However, a “substantial” 720,000 additional people ‘inactive’ from work as large study finds a divide in EU labour market and among job-seekers
Labour markets in Southern Europe and the Baltic States were among those hit hardest last year by the pandemic, according to an Open Access study published in the peer-reviewed journal Applied Economics Letters.
The findings based on European Commission data on employment among 25 to 64-year-olds in EU countries are the first of their kind and provide important messages for policy-makers.
Main findings
Overall, the proportion of unemployed jobseekers remained ‘remarkably’ stable in 2020, as did the percentage termed ‘inactive’ – those who do not have a job either but are also not looking for one. However, the authors say some EU states are more susceptible to labour market disturbances than others and can learn from countries with robust economies.
Significant variations existed with sharper increases in inactive citizens in Spain, Italy and Greece.
In total, the percentage of inactive among the 25- to 64 years old rose from 20.0% to 20.3%. A small increase in percentage points but in the absolute number of citizens, this still implies an increase of about 720,000 additional inactive persons.
As for unemployment, the Baltic States experienced the highest growth and even Sweden dropping down the league table, with the authors drawing comparisons with the 2009 financial crisis in Europe.
Motivation
“The impact of this pandemic on the lives of citizens was enormous, as was the economic shock,” says author Professor Stijn Baert from Ghent University, Belgium.
“Most European countries didn’t receive a huge blow from Covid-19 in 2020. However, there are important differences between countries. Some EU states in particular the Baltic States are a lot more shock-prone than others and can learn from countries that digested the shock well in 2020.”
During a crisis, labour markets usually follow trends in real gross domestic product (GDP), the measure of what a country’s goods and services output was worth in a given year. The average real GDP drop in 2020 of 6.1% represented an almost unprecedented contraction.
A decline in demand for goods and services often translates into a drop in demand for labour. Therefore, previous research on short-term Covid effects has analysed labour market performance by tracking changes in unemployment in 2020 to early 2021, often country by country.
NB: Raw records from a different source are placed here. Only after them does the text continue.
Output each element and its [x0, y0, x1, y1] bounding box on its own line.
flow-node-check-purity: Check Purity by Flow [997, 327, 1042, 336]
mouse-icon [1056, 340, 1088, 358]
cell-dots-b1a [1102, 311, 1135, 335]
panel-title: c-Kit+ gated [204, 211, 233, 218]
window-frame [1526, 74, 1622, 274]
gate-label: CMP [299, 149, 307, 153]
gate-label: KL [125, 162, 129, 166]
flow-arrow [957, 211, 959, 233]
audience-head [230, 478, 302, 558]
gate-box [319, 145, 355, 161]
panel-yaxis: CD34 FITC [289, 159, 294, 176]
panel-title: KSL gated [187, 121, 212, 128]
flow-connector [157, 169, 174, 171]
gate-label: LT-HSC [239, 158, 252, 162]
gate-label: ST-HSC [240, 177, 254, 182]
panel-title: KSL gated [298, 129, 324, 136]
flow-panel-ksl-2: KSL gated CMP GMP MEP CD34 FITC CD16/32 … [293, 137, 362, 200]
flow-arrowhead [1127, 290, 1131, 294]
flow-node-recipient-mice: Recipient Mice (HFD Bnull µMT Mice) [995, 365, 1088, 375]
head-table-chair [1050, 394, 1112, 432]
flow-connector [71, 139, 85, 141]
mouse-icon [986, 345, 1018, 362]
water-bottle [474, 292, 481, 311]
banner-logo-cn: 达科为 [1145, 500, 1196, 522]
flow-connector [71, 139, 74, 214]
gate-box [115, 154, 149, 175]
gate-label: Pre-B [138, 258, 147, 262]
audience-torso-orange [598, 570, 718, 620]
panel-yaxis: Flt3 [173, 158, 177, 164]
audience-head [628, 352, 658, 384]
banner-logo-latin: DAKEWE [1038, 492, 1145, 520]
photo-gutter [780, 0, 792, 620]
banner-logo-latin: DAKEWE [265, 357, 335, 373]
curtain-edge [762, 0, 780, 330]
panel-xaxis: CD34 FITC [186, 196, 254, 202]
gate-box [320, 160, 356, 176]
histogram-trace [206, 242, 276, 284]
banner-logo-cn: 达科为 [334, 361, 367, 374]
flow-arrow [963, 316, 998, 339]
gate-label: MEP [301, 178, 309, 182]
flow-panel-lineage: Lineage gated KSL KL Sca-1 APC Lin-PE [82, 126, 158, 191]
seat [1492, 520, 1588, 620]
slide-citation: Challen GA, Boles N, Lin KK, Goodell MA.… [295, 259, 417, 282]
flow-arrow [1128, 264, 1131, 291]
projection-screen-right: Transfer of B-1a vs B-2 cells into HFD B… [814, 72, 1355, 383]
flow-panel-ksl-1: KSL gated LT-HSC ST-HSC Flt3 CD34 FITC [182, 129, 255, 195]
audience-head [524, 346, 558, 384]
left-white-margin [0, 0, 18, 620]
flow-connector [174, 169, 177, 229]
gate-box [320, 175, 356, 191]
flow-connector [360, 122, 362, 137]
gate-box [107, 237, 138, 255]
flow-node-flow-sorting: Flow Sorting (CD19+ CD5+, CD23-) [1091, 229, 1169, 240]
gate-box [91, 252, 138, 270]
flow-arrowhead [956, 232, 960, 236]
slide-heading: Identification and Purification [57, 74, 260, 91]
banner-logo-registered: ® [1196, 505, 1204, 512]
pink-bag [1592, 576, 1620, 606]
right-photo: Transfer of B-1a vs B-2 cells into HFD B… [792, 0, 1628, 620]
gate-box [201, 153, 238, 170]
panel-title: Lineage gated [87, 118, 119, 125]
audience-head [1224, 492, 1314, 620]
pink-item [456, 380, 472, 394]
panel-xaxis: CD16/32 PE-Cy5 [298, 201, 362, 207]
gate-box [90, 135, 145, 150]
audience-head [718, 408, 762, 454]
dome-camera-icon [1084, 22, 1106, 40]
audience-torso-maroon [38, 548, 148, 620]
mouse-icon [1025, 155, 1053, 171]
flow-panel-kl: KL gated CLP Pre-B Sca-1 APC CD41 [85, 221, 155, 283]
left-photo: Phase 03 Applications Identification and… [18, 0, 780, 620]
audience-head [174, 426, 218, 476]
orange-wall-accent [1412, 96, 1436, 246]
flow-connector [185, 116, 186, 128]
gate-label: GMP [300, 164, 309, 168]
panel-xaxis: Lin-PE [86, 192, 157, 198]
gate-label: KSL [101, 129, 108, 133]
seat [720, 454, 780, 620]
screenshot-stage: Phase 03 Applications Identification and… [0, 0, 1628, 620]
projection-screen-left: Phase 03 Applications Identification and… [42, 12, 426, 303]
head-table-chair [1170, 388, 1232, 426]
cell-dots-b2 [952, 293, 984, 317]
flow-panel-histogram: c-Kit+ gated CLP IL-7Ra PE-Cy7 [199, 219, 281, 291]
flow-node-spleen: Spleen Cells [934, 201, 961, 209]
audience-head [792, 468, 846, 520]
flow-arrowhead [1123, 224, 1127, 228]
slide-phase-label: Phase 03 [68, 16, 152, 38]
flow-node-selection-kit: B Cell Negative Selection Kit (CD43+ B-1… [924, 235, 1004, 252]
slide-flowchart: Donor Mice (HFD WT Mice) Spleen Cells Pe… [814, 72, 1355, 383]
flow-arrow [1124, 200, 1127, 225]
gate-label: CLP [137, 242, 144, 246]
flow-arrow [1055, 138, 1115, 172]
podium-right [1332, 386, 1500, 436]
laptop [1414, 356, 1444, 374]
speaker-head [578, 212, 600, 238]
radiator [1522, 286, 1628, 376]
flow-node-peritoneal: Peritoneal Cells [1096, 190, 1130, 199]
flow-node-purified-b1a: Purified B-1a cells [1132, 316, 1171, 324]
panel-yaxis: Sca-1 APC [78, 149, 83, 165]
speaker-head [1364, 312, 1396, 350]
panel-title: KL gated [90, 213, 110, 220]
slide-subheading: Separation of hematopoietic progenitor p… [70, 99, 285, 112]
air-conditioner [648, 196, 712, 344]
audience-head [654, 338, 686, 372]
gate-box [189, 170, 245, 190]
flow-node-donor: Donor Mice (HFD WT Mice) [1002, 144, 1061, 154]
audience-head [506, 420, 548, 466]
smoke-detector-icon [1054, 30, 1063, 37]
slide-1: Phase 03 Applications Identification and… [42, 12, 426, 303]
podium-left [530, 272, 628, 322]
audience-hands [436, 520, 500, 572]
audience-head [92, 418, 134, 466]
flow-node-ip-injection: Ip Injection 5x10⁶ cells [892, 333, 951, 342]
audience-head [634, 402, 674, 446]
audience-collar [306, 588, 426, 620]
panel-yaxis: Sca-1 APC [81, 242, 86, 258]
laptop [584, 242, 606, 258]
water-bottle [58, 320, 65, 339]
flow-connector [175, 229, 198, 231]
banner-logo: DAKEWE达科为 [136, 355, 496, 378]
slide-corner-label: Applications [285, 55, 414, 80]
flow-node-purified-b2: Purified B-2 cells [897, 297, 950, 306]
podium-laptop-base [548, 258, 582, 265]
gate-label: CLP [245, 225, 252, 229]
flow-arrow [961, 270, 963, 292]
In addition to unemployment, this study examined inactivity. Inactivity has, just as unemployment, ‘major implications for public financing’ say the authors who suggest some people may have abandoned job hunting out of discouragement in the first months of Covid-19.
The Ghent University study also looked at changes among EU-27 country rankings for unemployment and inactivity rates between 2019 and 2020, spanning the period before the pandemic and when it began. The authors compared these rates with 2009 during the Great Recession when real GDP growth fell by 4.3% in Europe.
More results
Findings show:
- the proportion of inactive people (20.3%) overall in 2020 was over five times higher than the unemployed (5%).
- Greece had the highest unemployment (11.8%), with Czech Republic (1.9%) the lowest
- Italy was highest for inactivity (28.6%) with Sweden lowest (10.8%).
Unemployment in 2020 was only marginally higher on average compared with 2019 (5% vs 4.8%). But the authors say this belies the differences between EU countries with the Baltic States experiencing a substantial increase (above 1.5% on average) in 2019. Sweden dropped down the ranking following a 1.2% increase in people in search for work whereas Belgium, France and Slovenia moved up.
The trend was similar with inactivity – Spain (1.1%), Italy (1.5%) and Greece (1%) all saw rises. Interestingly, the Baltic States fared better overall for inactivity which even fell in Latvia (by 1.4%). Poland is described as a ‘unique case’ – unemployment and inactivity both fell slightly here despite the effect of the pandemic.
The authors say their EU member states labour market comparison bears ‘many similarities’ to 2009. Unemployment was worse overall in the Great Recession with a 1.4% rise in the ratio of unemployed people vs population, but similar patterns emerged for countries such as the Baltic States and Sweden.